On the other hand, the NE system is constituted by multiple projections from the LC to the amygdala and hypothalamus, reciprocally activating the CRH system [35]. Along with the effects of HPAA activation, the descending sympathetic fibers stemming from the LC are largely responsible for the systemic somatic characteristics of the stress response. Notably, these include increased cardiac output, a redistribution of blood flow towards key sites for survival and away from splanchnic circulation, promotion of gluconeogenesis, and activation of the innate immune system [36]. Furthermore, exposure to stressors triggers the synthesis and secretion of acutephase proteins in the liver, including Serum Amyloid A, C - reactive protein, haptoglobin and fibrinogen, all of which favor a systemic pro-inflammatory, pro-thrombotic state [37].

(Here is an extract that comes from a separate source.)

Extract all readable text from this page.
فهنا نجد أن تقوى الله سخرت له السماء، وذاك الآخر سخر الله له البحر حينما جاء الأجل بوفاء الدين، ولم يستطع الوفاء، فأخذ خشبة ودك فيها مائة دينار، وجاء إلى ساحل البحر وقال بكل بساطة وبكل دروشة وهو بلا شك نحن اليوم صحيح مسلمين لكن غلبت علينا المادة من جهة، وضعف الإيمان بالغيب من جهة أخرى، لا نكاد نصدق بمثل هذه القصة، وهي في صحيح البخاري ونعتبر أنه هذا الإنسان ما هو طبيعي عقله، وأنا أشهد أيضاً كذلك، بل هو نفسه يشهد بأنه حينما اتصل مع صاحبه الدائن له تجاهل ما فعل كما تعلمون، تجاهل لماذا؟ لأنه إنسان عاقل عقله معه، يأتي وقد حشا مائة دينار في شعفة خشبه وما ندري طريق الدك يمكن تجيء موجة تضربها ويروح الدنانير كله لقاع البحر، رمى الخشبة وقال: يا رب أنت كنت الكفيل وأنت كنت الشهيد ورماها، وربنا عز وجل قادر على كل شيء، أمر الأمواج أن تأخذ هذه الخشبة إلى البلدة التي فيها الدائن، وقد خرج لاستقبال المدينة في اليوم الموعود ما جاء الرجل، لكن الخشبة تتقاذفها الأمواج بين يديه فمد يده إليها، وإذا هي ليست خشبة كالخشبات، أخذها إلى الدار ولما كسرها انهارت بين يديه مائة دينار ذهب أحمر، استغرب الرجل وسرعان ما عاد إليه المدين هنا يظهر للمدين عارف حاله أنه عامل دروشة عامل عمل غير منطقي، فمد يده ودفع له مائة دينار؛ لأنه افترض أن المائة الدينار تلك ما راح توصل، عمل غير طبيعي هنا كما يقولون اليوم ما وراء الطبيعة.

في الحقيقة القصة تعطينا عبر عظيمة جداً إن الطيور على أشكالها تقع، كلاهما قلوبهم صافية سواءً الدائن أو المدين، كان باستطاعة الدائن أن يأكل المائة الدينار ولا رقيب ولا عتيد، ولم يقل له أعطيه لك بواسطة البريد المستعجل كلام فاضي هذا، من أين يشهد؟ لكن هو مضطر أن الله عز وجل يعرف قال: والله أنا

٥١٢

The persistence of this state may be a major contributor to the development of CVD in the context of chronic stress and MDD [38]. Likewise, aspects of gluconeogenesis, such as increased release of free fatty acids and promotion of IR, may be particularly important in the association between chronic stress, MDD and CVD [39]. The cognitive and behavioral aspects of the stress response are the result of interactions between the amygdala, the LC, the Prefrontal Cortex (PFC), the hippocampus, and the Nucleus Accumbens (NA). The PFC is responsible for complex functions, including integration of various sensory modalities, attention, memory, and judgment, among others [40]. The medial PFC is able to restrain activation of the amygdalar system, as well as the HPAA though direct projections to the hypothalamus. In turn, the PFC may be inhibited by NE projections from the LC. Therefore, the interactions between the PFC, the LC and the amygdala dictate the predominance of the superior functions of the PFC or the more survival-oriented behaviors mediated by subcortical structures at any given point [41].

The hippocampus participates in the initiation of the stress response by intervening in the encoding and storing of adverse memories, which may resurface upon exposure to other stressors in a reflexive and unconscious fashion [42]. Because the hippocampus can also regulate activation of the amygdala and the HPAA, the emergence of these data in the hippocampus may trigger a stress response [43]. Lastly, the NA participates in the stress response by keeping a consistent, tonic activation of dopaminergic reward systems, promoted by basolateral amygdalar neural projections [44]. This activity contributes to the stress response by favoring motivation and attention [45].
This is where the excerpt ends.